Safe with me, she sprays. Her scents hang just a moment then float thin with breeze.

I’m at edge of mamacircle, so I see him best. Leaver, I breathe.

Don’t say the name, Mama warns.

He’s just a black speck under far trees, so I open all eyes upstalk to see better.

The speck moves into full sun, and I see he has strong roots furrowing earth and a big full sunhead.

We pull close in to mamacenter.

Why’s he back? Sister Third asks.

Where’d he go? Brother Second sprays.

Why’d he leave? a new bud asks. She hasn’t heard the story.

Mama stays quiet. She scents sadness and fear.

My roots find a rock deep down and grip it tight. I only know Leaver through storytime. Evil Leaver. Betrayer. He talks to birds. He leaves Mama. But now he’s back.

Leaver takes his time. His roots dig strong, raise long high furrows. His stalk sways forward, back, forward.

Sunsoak time is over. Bug scents fade. Still he closes in. I see sky lights when he’s close enough to scent.

Hello. Like he hasn’t been gone so long. Like he didn’t hurt Mama so bad.

We hold scents tight.

His sunhead is wide, leaves browned at the tips, like he’s soaked too long.

He moves closer. New bud squeezes stalk eyes shut.

But Leaver doesn’t scent angry or mean. He scents excitement.

Long trip, he scents, and then he sprays something new. I don’t know what it means. It hints adventure.

So many new soils, he sprays. I’ll story.

Mama won’t let him story, no chance, I think.

High steep hills full of stone, he scents. Water rushing in rivers impossible to cross.

Why then? Mama’s scents are ringed with tension.

The wonder! His scent is thick. The huge wide land. Beautiful deep soils, perfect for seeds.

No one leaves mamafield, Mama scents. No one leaves Mama.

Mamafield depletes, Leaver scents.

What he says is true. I can feel it at the edge of mamacircle. The soil is better further out. More food, more worms.

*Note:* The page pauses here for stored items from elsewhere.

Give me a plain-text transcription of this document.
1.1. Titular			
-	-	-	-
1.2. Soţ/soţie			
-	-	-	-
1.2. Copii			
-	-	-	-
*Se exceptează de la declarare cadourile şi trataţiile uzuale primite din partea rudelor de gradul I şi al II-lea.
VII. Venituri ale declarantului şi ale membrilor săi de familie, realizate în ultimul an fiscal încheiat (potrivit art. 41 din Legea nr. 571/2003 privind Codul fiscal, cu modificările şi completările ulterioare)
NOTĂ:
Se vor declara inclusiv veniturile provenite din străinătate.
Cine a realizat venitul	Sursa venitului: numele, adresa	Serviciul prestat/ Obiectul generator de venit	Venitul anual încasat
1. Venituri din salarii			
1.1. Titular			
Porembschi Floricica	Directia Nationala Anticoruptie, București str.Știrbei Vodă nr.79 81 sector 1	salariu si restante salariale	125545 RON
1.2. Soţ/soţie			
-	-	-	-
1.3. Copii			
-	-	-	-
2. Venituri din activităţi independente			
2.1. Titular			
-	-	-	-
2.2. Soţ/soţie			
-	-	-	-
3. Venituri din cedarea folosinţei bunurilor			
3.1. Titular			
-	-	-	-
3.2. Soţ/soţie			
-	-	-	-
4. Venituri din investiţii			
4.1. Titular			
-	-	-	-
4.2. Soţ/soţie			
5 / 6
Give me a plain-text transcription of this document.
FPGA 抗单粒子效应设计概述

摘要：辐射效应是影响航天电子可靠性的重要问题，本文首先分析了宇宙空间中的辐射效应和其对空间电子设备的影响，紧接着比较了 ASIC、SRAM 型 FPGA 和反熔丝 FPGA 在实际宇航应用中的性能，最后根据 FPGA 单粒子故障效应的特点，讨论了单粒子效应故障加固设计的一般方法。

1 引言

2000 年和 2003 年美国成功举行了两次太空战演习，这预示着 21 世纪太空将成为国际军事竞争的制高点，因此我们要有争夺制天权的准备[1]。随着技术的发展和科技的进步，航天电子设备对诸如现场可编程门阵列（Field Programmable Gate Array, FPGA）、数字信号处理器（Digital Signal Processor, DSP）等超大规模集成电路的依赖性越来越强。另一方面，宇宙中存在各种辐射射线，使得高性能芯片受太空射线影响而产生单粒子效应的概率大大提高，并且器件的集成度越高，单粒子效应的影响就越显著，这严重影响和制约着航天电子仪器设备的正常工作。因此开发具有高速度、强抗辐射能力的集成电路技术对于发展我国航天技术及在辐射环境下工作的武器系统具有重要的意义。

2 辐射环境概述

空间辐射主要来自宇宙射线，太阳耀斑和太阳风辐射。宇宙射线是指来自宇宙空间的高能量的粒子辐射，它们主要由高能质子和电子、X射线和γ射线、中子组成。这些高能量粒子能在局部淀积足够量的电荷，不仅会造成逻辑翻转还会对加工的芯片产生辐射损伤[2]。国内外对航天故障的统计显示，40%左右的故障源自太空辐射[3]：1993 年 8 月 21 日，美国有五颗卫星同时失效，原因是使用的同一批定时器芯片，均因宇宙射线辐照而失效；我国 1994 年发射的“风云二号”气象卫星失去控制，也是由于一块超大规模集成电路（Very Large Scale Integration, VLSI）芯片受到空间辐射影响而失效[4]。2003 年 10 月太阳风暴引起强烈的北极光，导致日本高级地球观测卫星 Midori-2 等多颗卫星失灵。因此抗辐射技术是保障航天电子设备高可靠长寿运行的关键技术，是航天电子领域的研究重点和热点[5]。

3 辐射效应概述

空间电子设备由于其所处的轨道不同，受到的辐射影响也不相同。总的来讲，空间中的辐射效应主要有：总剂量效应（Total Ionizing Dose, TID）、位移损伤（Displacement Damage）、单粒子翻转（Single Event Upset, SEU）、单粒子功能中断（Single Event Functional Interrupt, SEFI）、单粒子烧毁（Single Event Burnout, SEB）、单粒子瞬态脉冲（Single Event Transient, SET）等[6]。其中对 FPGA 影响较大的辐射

Mamafield is always home, she scents. She makes Leaver sound wrong.

Will run out someday.

Someday is never.

Someday is sooner than tomorrow.

You spoke to birds! I’ve never smelled such anger from Mama.

Leaver doesn’t answer. He migrates his eyes away, starts digging outcircle.

You leave! Mama sprays thick in the air. You leave now.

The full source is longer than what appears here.